Don’t think over-the-air reception as “cord cutting” continues to grow isn’t a key concern in the C-Suites of the nation’s biggest broadcast television companies?
Think again. In Georgia, Gray Television is securing a trio of LPTVs to give two of its full-power stations a boost. Concurrently, TEGNA has reached a deal with a major Hispanic-targeted media company that will give it improved signal coverage in the Dallas-Fort Worth market.
The deals show just how valuable UHF signals have become in a digital TV world.
An asset purchase agreement dated Sept. 18 and filed Friday with the Commission shows that Estrella Media will sell KMPX-TV, licensed to Decatur, Tex., to TEGNA.
The deal is valued at $19 million, and will allow TEGNA to shift its ABC affiliate, WFAA-8, from digital channel 8 to KMPX’s digital channel of 30.
KMPX will retain its digital channel of 29, once it finalizes its future plan. The deal includes an option agreement giving Estrella Media the right to purchase WFAA’s VHF facility. It also includes an affiliation agreement placing Estrella TV, the Burbank, Calif.-based company’s Spanish-language broadcast TV network, on a KMPX digital multicast until the option agreement is executed, allowing viewers to continue seeing both KMPX and WFAA following a rescan of their TVs should a digital broadcast antenna be in use.
With the shift from analog to digital transmission of broadcast TV signals in the U.S., VHF signals became less desirable, as signal contours tend to be lesser than that of UHF signals. Hence, this deal and the Gray transaction also posted in the FCC’s CDBS on Monday.

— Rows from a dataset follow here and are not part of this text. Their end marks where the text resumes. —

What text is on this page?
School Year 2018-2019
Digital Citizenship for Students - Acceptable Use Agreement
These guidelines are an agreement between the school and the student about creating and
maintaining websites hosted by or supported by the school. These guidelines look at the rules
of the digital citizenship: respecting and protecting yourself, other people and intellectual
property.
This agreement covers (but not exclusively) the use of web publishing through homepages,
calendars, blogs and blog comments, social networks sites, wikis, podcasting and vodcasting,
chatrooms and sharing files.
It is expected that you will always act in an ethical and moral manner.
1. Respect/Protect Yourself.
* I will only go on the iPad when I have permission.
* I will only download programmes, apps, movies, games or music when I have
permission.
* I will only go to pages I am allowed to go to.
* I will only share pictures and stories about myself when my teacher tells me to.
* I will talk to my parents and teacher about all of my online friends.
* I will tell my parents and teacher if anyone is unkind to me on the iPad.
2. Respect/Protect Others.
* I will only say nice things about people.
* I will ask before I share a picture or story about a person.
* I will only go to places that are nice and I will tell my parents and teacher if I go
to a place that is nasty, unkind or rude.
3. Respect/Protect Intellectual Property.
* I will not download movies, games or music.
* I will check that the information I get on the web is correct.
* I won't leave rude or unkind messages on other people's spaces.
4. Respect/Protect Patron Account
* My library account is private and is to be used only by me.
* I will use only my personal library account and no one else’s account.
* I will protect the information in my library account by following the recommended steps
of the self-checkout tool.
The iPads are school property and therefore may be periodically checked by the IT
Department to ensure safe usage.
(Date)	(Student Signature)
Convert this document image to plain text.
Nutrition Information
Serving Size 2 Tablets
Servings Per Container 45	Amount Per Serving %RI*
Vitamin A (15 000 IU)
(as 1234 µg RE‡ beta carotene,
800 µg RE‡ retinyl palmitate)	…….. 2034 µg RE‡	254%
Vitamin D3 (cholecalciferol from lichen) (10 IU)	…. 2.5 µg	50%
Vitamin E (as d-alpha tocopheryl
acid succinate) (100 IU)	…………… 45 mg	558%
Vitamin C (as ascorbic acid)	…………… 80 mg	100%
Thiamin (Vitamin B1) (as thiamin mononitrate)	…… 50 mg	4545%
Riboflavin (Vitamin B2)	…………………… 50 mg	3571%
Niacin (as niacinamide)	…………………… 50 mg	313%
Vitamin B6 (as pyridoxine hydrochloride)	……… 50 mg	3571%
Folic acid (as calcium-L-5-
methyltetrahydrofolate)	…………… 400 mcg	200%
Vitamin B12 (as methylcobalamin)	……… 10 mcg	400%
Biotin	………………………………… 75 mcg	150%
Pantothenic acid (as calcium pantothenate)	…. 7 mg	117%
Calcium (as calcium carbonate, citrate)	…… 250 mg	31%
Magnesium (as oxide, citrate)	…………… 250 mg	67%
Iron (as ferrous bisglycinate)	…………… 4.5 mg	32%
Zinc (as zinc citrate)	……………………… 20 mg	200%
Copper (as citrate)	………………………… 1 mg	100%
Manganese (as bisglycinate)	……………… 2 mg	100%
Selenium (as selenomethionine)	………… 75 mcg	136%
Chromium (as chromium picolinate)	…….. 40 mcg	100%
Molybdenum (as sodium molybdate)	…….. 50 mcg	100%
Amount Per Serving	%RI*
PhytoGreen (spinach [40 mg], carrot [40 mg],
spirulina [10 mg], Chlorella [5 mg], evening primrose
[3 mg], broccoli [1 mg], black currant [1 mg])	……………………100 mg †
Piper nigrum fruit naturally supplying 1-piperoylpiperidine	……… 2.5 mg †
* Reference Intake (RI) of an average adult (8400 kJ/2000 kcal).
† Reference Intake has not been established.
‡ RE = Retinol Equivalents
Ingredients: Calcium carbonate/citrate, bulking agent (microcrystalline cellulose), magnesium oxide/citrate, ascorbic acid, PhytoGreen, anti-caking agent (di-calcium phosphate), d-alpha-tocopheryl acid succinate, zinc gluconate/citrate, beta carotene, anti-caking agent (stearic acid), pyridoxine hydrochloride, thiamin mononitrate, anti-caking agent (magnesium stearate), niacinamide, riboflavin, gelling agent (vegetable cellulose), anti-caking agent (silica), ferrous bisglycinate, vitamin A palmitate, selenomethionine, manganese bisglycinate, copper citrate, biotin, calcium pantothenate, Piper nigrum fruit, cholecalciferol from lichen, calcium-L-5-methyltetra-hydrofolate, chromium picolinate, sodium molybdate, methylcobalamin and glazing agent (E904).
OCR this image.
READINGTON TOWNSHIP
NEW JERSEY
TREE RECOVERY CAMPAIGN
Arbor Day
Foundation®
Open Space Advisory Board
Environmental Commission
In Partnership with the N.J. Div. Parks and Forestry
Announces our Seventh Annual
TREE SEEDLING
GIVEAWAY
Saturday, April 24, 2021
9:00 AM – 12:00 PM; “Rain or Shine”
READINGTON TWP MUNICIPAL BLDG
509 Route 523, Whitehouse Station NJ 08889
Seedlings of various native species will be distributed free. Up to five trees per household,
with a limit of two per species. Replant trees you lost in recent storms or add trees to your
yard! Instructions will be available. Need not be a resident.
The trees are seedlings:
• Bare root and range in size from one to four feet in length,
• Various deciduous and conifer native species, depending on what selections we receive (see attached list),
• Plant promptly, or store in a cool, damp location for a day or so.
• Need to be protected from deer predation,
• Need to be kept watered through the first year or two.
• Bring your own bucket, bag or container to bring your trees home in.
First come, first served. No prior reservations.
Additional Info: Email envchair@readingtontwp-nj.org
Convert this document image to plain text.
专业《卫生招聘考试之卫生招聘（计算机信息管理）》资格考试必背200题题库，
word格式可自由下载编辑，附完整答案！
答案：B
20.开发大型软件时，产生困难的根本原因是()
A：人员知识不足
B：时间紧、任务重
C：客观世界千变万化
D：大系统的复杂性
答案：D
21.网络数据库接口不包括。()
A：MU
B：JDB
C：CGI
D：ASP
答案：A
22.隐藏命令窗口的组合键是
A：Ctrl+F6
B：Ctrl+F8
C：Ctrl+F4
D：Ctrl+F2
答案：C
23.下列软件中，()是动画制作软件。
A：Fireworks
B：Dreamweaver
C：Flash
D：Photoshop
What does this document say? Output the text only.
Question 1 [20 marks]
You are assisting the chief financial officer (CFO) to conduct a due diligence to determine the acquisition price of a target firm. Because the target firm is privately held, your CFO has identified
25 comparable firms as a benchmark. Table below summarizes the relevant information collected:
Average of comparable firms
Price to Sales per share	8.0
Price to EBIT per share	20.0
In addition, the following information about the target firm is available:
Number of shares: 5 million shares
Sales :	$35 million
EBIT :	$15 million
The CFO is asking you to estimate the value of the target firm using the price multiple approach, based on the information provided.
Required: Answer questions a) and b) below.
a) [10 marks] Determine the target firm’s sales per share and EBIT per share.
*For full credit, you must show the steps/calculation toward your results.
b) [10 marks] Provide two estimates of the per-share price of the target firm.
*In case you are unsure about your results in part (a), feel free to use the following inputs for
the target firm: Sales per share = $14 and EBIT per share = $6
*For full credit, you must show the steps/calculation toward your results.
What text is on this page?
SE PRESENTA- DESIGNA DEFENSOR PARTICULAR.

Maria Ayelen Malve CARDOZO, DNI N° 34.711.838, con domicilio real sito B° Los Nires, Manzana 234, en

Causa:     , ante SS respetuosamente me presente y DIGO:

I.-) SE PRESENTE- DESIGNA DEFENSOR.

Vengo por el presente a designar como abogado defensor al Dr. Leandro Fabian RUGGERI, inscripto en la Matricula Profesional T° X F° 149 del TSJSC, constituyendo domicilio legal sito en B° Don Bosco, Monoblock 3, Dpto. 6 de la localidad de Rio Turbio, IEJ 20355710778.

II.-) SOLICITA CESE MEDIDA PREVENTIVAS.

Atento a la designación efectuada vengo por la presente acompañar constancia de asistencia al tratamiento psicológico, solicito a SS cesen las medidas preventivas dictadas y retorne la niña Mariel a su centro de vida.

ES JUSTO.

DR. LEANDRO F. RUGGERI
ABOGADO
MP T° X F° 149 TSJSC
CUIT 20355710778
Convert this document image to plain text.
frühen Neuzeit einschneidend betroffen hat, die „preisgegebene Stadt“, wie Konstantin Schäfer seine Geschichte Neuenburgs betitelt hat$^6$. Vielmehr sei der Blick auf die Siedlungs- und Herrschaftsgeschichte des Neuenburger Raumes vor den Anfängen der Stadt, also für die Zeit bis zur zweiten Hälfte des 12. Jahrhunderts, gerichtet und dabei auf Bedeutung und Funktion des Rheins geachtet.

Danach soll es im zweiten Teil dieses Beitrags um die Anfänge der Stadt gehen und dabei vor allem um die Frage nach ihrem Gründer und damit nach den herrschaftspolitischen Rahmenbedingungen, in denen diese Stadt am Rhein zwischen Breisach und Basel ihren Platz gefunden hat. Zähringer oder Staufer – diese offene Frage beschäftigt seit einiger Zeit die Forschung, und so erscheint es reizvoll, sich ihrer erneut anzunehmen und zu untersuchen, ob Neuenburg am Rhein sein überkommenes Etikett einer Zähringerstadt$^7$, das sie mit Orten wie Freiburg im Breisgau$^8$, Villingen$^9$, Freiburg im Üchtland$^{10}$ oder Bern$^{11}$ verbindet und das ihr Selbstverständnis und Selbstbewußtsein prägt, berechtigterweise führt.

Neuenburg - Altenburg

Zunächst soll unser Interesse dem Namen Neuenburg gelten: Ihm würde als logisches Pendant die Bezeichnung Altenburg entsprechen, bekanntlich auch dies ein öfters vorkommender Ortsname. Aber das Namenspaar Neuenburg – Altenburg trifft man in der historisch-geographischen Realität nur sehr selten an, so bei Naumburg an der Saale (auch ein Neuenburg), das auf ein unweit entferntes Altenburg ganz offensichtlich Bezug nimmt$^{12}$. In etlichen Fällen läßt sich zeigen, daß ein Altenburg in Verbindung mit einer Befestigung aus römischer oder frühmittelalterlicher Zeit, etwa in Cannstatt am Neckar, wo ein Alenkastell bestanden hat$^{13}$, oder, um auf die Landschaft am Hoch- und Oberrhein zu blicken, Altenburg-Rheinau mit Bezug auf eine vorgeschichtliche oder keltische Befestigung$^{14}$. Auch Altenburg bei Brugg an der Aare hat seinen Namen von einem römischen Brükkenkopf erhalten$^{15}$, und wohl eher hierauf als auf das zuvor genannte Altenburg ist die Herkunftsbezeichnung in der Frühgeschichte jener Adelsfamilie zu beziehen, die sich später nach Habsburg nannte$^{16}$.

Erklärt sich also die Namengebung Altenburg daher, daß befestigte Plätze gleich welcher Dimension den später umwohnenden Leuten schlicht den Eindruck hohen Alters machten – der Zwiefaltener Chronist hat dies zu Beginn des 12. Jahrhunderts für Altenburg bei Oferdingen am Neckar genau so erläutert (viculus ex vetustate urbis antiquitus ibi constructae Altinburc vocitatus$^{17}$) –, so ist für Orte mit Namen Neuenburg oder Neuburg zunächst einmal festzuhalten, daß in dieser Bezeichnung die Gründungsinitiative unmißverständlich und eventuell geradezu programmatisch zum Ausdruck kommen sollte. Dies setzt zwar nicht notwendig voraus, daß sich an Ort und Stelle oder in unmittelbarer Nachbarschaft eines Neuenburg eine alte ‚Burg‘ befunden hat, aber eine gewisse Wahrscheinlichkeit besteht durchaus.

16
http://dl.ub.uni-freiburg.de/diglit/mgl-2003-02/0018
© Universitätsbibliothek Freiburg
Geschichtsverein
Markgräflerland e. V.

That said, renewed attention from Democrats over the restoration of the “UHF discount” — tied to its media ownership rule review conducted by the Pai Commission — could accelerate as the Supreme Court this week is expected to determine whether or not it will hear the FCC’s appeal of the Third Circuit’s remand of its cross-ownership rule rewrite.
A HOLDBACK AMOUNT IS SEEN
Terms of the transaction call for $18,735,000 to be paid by Gray at closing. That’s because $265,000 is being withheld from the purchase price and is being retained in a segregated account until repair work to the station’s facilities is completed.